Yes, that's me, chief instigator at Jasper Magazine on the far right, and to your left you see the be-stogied Kyle Petersen, grad student and USC English instructor as well as music editor for the magazine who, in lieu of a drum is appropriately banging on an empty panettone tin with relish. Continuing left and behind Kyle is Ed Madden, literary arts editor of Jasper, poet and one of USC's most beloved professors. Further left is Bob Jolley, aka the Beer Doc, Muddy Ford Press publisher, ER physician, and general founder of the feast out in our neck of the woods and, beside him, our eldest, Annie, grad student, USC instructor, political junkie, and newly the queen of distribution for Jasper Magazine. (Had she not been dancing out in Seattle, our youngest Bonnie, would most assuredly been in this photo as well.) In keeping with the family affair, my sister-in-arms, Kristine Hartvigsen, associate editor of Jasper, photographer, and the voice of experience around here, is pictured below arm-in-arm with the boy we wish were our little brother, local artist Michael Krajewski. And below that, Ed is pictured with his beloved, Bert Easter, antiques-meister and an integral part of university students' first year experience.

 

 

The day started early at City Roots Farm as we rolled up to a small but growing crowd of friends and soon-to-be friends dressed in their finest purples, greens, and golds with assorted costumes that ranged from a crawfish to a local artist who had fashioned a boa from discarded plastic grocery store bags.

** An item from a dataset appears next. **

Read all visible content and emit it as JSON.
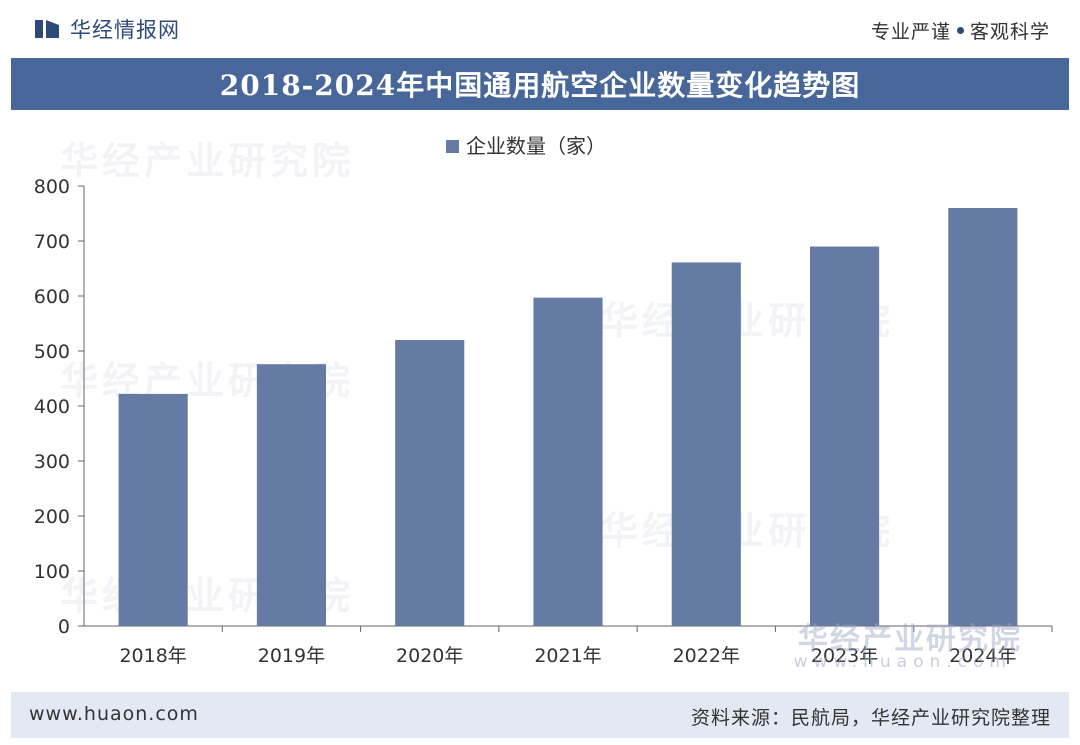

What we lacked in organization we made up for in sheer audacity, and before we knew it, we were parading down Rosewood Boulevard to the beat of the Next Door Drummers. We lit our stogies and passed our flasks of the finest adult beverages. We sang, we chanted, we threw beads to shocked but delighted onlookers. In the vernacular of the 1960s we seriously let it all hang out. Returning to our starting point at the farm, we feasted and drank and listened to good music as the night wore on.

All this happened as a result of a few weeks preparation.

Well, folks, we've been working on Mardi Gras 2012 for a year now and, Sisters and Brothers, this year we are blowing it out of the water!

With close to 20 bands on board already,  a food truck rodeo, a much larger marching contingency that includes some of your favorite local artists and Columbia's own Alternacirque and more, the addition of a canine parade as well, this year's Mardi Gras Festival hosted by the Krewe-de-Columbi-ya-ya is sure to go down in history.

So this I posit to you: If you are reading this blog you are either a lover of the arts and Columbia's arts community or you are a friend of this magazine. Either way, you are a perfect candidate to attend this year's festivities either as a reveler, as one of the smart folks who grabs one of the last spaces to become a member of the original and hosting krewe, the Krewe de Columbi-Ya-ya, or by starting a krewe of your own!

And starting your own krewe is decidedly easy-breezy -- we have very few rules & all we ask for is $50 to offset parade costs and that you have at least 10 folks in your krewe. 

Are you listening folks at The Whig, Trustus, Art Bar, Tapp's Arts Center, Town Theatre, Workshop Theatre, The Betty Page Turners, Jam Room, Hunter Gatherer, 701 CCA, and every freaking department or program at any of Columbia's universities? What better way to bond and let off steam and show your city spirit than by representing yourselves proud and loud at Mardi Gras?

We roll on Saturday, February 18th and this year our theme is "Going to the Dogs" which means we also have a canine contingency in our walking parade. You can register and walk your pup in the parade and we'll donate the $5 registration fee to  The Animal Mission. Other proceeds will go to benefit Doku Farms.

Come on out, Friends and Neighbors -- we're growing large and one of these days you'll be so happy to look back at the beginnings of what is sure to be a great Columbia tradition and know that you were a part of the start of it all.

 

Laissez les bons temps rouler, Columbi-Ya-Ya!